Scaringi v. Elizabeth Broome Realty Corp.

—Order, Supreme Court, New York County (Edward J. Greenfield, J.), entered November 26, 1991, which, inter alia, granted defendants’ motions to dismiss the complaint with prejudice, unanimously affirmed, without costs.

The trial court properly concluded that no cause of action for negligence was commenced. When a summons is served without a complaint pursuant to CPLR 305 (b), it is imperative that " ' "at least basic information concerning the nature of plaintiffs claim and the relief sought” ’ ” be provided (Matter of Hart Is. Comm. v Koch, 150 AD2d 269, 271, lv denied 75 NY2d 705). Here, defendants could not reasonably have been expected to ascertain the nature of the action from plaintiffs mere description of same as "Premises”. That term does not denote a recognizable cause of action (cf., Rowell v Gould, Inc., 124 AD2d 995, 996), and could well encompass any number of potential causes of action.
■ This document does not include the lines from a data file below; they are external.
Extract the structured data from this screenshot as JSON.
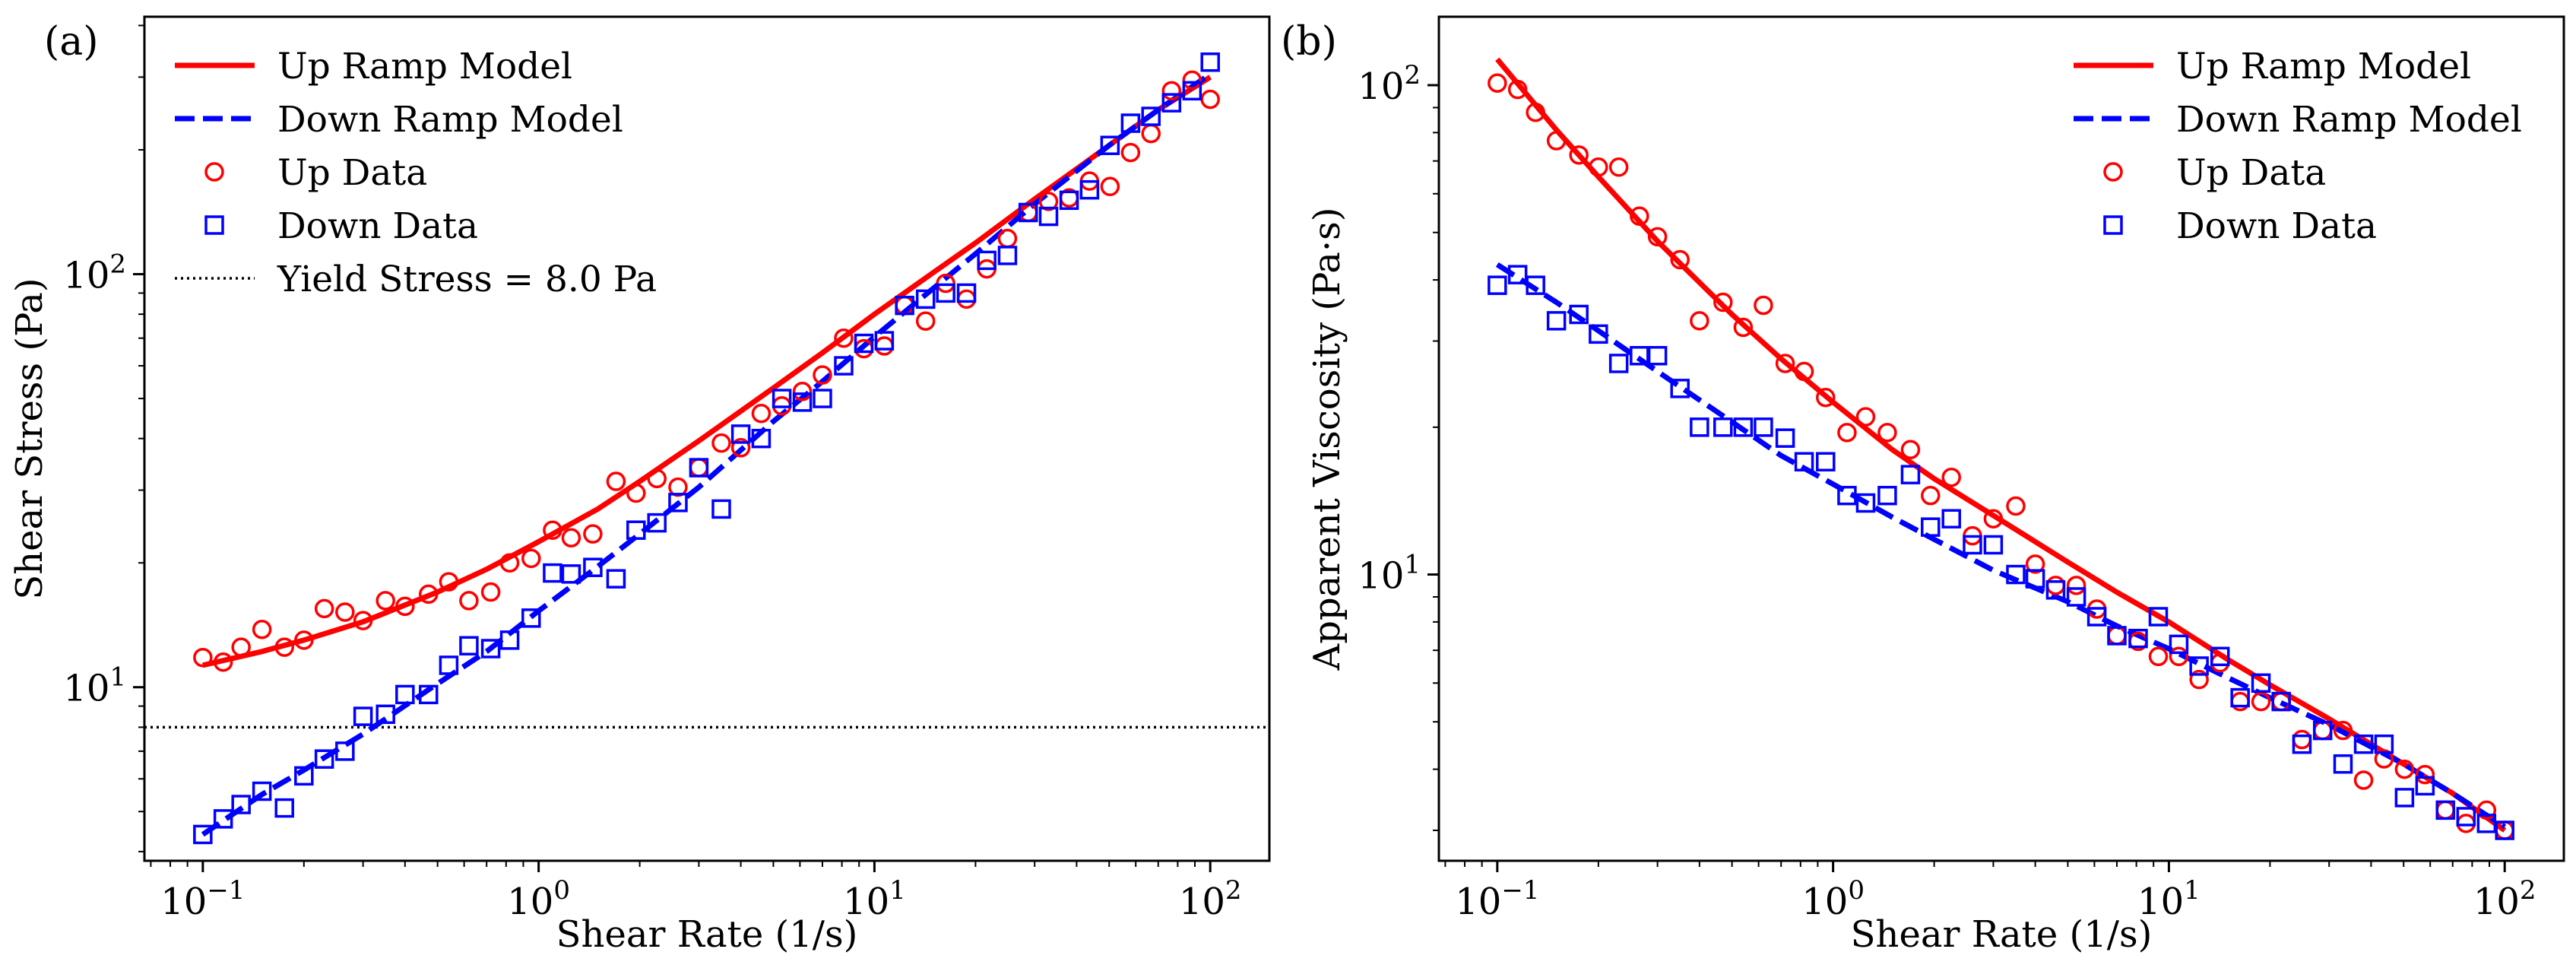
{
  "chart_data": [
    {
      "panel_label": "(a)",
      "type": "scatter",
      "x_scale": "log",
      "y_scale": "log",
      "xlabel": "Shear Rate (1/s)",
      "ylabel": "Shear Stress (Pa)",
      "xlim": [
        0.067,
        150
      ],
      "ylim": [
        3.8,
        420
      ],
      "x_ticks": [
        {
          "value": 0.1,
          "base": "10",
          "exp": "−1"
        },
        {
          "value": 1,
          "base": "10",
          "exp": "0"
        },
        {
          "value": 10,
          "base": "10",
          "exp": "1"
        },
        {
          "value": 100,
          "base": "10",
          "exp": "2"
        }
      ],
      "y_ticks": [
        {
          "value": 10,
          "base": "10",
          "exp": "1"
        },
        {
          "value": 100,
          "base": "10",
          "exp": "2"
        }
      ],
      "legend_position": "top-left",
      "legend": [
        {
          "series": "up_model",
          "label": "Up Ramp Model"
        },
        {
          "series": "down_model",
          "label": "Down Ramp Model"
        },
        {
          "series": "up_data",
          "label": "Up Data"
        },
        {
          "series": "down_data",
          "label": "Down Data"
        },
        {
          "series": "yield",
          "label": "Yield Stress = 8.0 Pa"
        }
      ],
      "hline": {
        "name": "yield-stress-line",
        "y": 8.0,
        "color": "#000000",
        "style": "dotted"
      },
      "series": [
        {
          "name": "Up Ramp Model",
          "key": "up_model",
          "kind": "line",
          "style": "solid",
          "color": "#ff0000",
          "x": [
            0.1,
            0.15,
            0.2,
            0.3,
            0.5,
            0.7,
            1,
            1.5,
            2,
            3,
            5,
            7,
            10,
            15,
            20,
            30,
            50,
            70,
            100
          ],
          "y": [
            11.3,
            12.2,
            13.0,
            14.4,
            17.0,
            19.3,
            22.5,
            27.0,
            31.5,
            39.5,
            53.0,
            64.5,
            80.0,
            101,
            119,
            152,
            205,
            250,
            300
          ]
        },
        {
          "name": "Down Ramp Model",
          "key": "down_model",
          "kind": "line",
          "style": "dashed",
          "color": "#0000ff",
          "x": [
            0.1,
            0.15,
            0.2,
            0.3,
            0.5,
            0.7,
            1,
            1.5,
            2,
            3,
            5,
            7,
            10,
            15,
            20,
            30,
            50,
            70,
            100
          ],
          "y": [
            4.4,
            5.5,
            6.3,
            7.7,
            10.2,
            12.2,
            15.3,
            19.6,
            23.5,
            30.5,
            44.0,
            55.0,
            70.5,
            92.5,
            112,
            148,
            205,
            250,
            305
          ]
        },
        {
          "name": "Up Data",
          "key": "up_data",
          "kind": "markers",
          "marker": "circle",
          "color": "#ff0000",
          "x": [
            0.1,
            0.115,
            0.13,
            0.15,
            0.175,
            0.2,
            0.23,
            0.265,
            0.3,
            0.35,
            0.4,
            0.47,
            0.54,
            0.62,
            0.72,
            0.82,
            0.95,
            1.1,
            1.25,
            1.45,
            1.7,
            1.95,
            2.25,
            2.6,
            3.0,
            3.5,
            4.0,
            4.6,
            5.3,
            6.1,
            7.0,
            8.1,
            9.3,
            10.7,
            12.3,
            14.2,
            16.3,
            18.8,
            21.6,
            24.9,
            28.7,
            33.0,
            38.0,
            43.7,
            50.3,
            57.9,
            66.6,
            76.7,
            88.3,
            100
          ],
          "y": [
            11.8,
            11.5,
            12.5,
            13.8,
            12.5,
            13.0,
            15.5,
            15.2,
            14.5,
            16.2,
            15.7,
            16.8,
            18.0,
            16.2,
            17.0,
            20.0,
            20.5,
            24.0,
            23.0,
            23.5,
            31.5,
            29.5,
            32.0,
            30.5,
            34.0,
            39.0,
            38.0,
            46.0,
            48.0,
            52.0,
            57.0,
            70.0,
            66.0,
            67.0,
            84.0,
            77.0,
            95.0,
            87.0,
            103,
            122,
            141,
            150,
            153,
            168,
            163,
            197,
            219,
            278,
            295,
            265
          ]
        },
        {
          "name": "Down Data",
          "key": "down_data",
          "kind": "markers",
          "marker": "square",
          "color": "#0000ff",
          "x": [
            0.1,
            0.115,
            0.13,
            0.15,
            0.175,
            0.2,
            0.23,
            0.265,
            0.3,
            0.35,
            0.4,
            0.47,
            0.54,
            0.62,
            0.72,
            0.82,
            0.95,
            1.1,
            1.25,
            1.45,
            1.7,
            1.95,
            2.25,
            2.6,
            3.0,
            3.5,
            4.0,
            4.6,
            5.3,
            6.1,
            7.0,
            8.1,
            9.3,
            10.7,
            12.3,
            14.2,
            16.3,
            18.8,
            21.6,
            24.9,
            28.7,
            33.0,
            38.0,
            43.7,
            50.3,
            57.9,
            66.6,
            76.7,
            88.3,
            100
          ],
          "y": [
            4.4,
            4.8,
            5.2,
            5.6,
            5.1,
            6.1,
            6.7,
            7.0,
            8.5,
            8.6,
            9.6,
            9.6,
            11.3,
            12.6,
            12.4,
            13.0,
            14.7,
            18.9,
            18.8,
            19.5,
            18.3,
            24.0,
            25.0,
            28.0,
            34.0,
            27.0,
            41.0,
            40.0,
            50.0,
            49.0,
            50.0,
            60.0,
            68.0,
            69.0,
            84.0,
            87.0,
            90.0,
            90.0,
            108,
            111,
            141,
            138,
            151,
            160,
            205,
            232,
            241,
            260,
            278,
            326
          ]
        }
      ]
    },
    {
      "panel_label": "(b)",
      "type": "scatter",
      "x_scale": "log",
      "y_scale": "log",
      "xlabel": "Shear Rate (1/s)",
      "ylabel": "Apparent Viscosity (Pa·s)",
      "xlim": [
        0.067,
        150
      ],
      "ylim": [
        2.6,
        138
      ],
      "x_ticks": [
        {
          "value": 0.1,
          "base": "10",
          "exp": "−1"
        },
        {
          "value": 1,
          "base": "10",
          "exp": "0"
        },
        {
          "value": 10,
          "base": "10",
          "exp": "1"
        },
        {
          "value": 100,
          "base": "10",
          "exp": "2"
        }
      ],
      "y_ticks": [
        {
          "value": 10,
          "base": "10",
          "exp": "1"
        },
        {
          "value": 100,
          "base": "10",
          "exp": "2"
        }
      ],
      "legend_position": "top-right",
      "legend": [
        {
          "series": "up_model",
          "label": "Up Ramp Model"
        },
        {
          "series": "down_model",
          "label": "Down Ramp Model"
        },
        {
          "series": "up_data",
          "label": "Up Data"
        },
        {
          "series": "down_data",
          "label": "Down Data"
        }
      ],
      "series": [
        {
          "name": "Up Ramp Model",
          "key": "up_model",
          "kind": "line",
          "style": "solid",
          "color": "#ff0000",
          "x": [
            0.1,
            0.15,
            0.2,
            0.3,
            0.5,
            0.7,
            1,
            1.5,
            2,
            3,
            5,
            7,
            10,
            15,
            20,
            30,
            50,
            70,
            100
          ],
          "y": [
            113,
            81.0,
            65.0,
            48.0,
            34.0,
            27.6,
            22.5,
            18.0,
            15.7,
            13.2,
            10.6,
            9.2,
            8.0,
            6.7,
            5.95,
            5.07,
            4.1,
            3.57,
            3.0
          ]
        },
        {
          "name": "Down Ramp Model",
          "key": "down_model",
          "kind": "line",
          "style": "dashed",
          "color": "#0000ff",
          "x": [
            0.1,
            0.15,
            0.2,
            0.3,
            0.5,
            0.7,
            1,
            1.5,
            2,
            3,
            5,
            7,
            10,
            15,
            20,
            30,
            50,
            70,
            100
          ],
          "y": [
            43.0,
            36.0,
            31.5,
            26.0,
            20.5,
            17.5,
            15.3,
            13.1,
            11.8,
            10.2,
            8.8,
            7.85,
            7.05,
            6.15,
            5.6,
            4.93,
            4.1,
            3.57,
            3.05
          ]
        },
        {
          "name": "Up Data",
          "key": "up_data",
          "kind": "markers",
          "marker": "circle",
          "color": "#ff0000",
          "x": [
            0.1,
            0.115,
            0.13,
            0.15,
            0.175,
            0.2,
            0.23,
            0.265,
            0.3,
            0.35,
            0.4,
            0.47,
            0.54,
            0.62,
            0.72,
            0.82,
            0.95,
            1.1,
            1.25,
            1.45,
            1.7,
            1.95,
            2.25,
            2.6,
            3.0,
            3.5,
            4.0,
            4.6,
            5.3,
            6.1,
            7.0,
            8.1,
            9.3,
            10.7,
            12.3,
            14.2,
            16.3,
            18.8,
            21.6,
            24.9,
            28.7,
            33.0,
            38.0,
            43.7,
            50.3,
            57.9,
            66.6,
            76.7,
            88.3,
            100
          ],
          "y": [
            101,
            98.0,
            88.0,
            77.0,
            72.0,
            68.0,
            68.0,
            54.0,
            49.0,
            44.0,
            33.0,
            36.0,
            32.0,
            35.5,
            27.0,
            26.0,
            23.0,
            19.5,
            21.0,
            19.5,
            18.0,
            14.5,
            15.8,
            12.0,
            13.0,
            13.8,
            10.5,
            9.5,
            9.5,
            8.5,
            7.5,
            7.3,
            6.8,
            6.8,
            6.1,
            6.6,
            5.5,
            5.5,
            5.5,
            4.6,
            4.8,
            4.8,
            3.8,
            4.2,
            4.0,
            3.9,
            3.3,
            3.1,
            3.3,
            3.0
          ]
        },
        {
          "name": "Down Data",
          "key": "down_data",
          "kind": "markers",
          "marker": "square",
          "color": "#0000ff",
          "x": [
            0.1,
            0.115,
            0.13,
            0.15,
            0.175,
            0.2,
            0.23,
            0.265,
            0.3,
            0.35,
            0.4,
            0.47,
            0.54,
            0.62,
            0.72,
            0.82,
            0.95,
            1.1,
            1.25,
            1.45,
            1.7,
            1.95,
            2.25,
            2.6,
            3.0,
            3.5,
            4.0,
            4.6,
            5.3,
            6.1,
            7.0,
            8.1,
            9.3,
            10.7,
            12.3,
            14.2,
            16.3,
            18.8,
            21.6,
            24.9,
            28.7,
            33.0,
            38.0,
            43.7,
            50.3,
            57.9,
            66.6,
            76.7,
            88.3,
            100
          ],
          "y": [
            39.0,
            41.0,
            39.0,
            33.0,
            34.0,
            31.0,
            27.0,
            28.0,
            28.0,
            24.0,
            20.0,
            20.0,
            20.0,
            20.0,
            19.0,
            17.0,
            17.0,
            14.5,
            14.0,
            14.5,
            16.0,
            12.5,
            13.0,
            11.5,
            11.5,
            10.0,
            9.8,
            9.3,
            9.0,
            8.2,
            7.5,
            7.4,
            8.2,
            7.2,
            6.5,
            6.8,
            5.6,
            6.0,
            5.5,
            4.5,
            4.8,
            4.1,
            4.5,
            4.5,
            3.5,
            3.7,
            3.3,
            3.2,
            3.1,
            3.0
          ]
        }
      ]
    }
  ]
}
Since the action was terminated for failure to obtain personal jurisdiction, plaintiff may not obtain a six-month extension of time for re-commencing the action (Parker v Mack, 61 NY2d 114). Finally, since it is not disputed that the same deficient summons with notice was served on the non-answering defendant Elizabeth Broome *224Realty Corp., the trial court properly dismissed the action, sua sponte, as to that defendant. Concur — Murphy, P. J., Sullivan, Rosenberger, Asch and Rubin, JJ. [See, 154 Misc 2d 786.]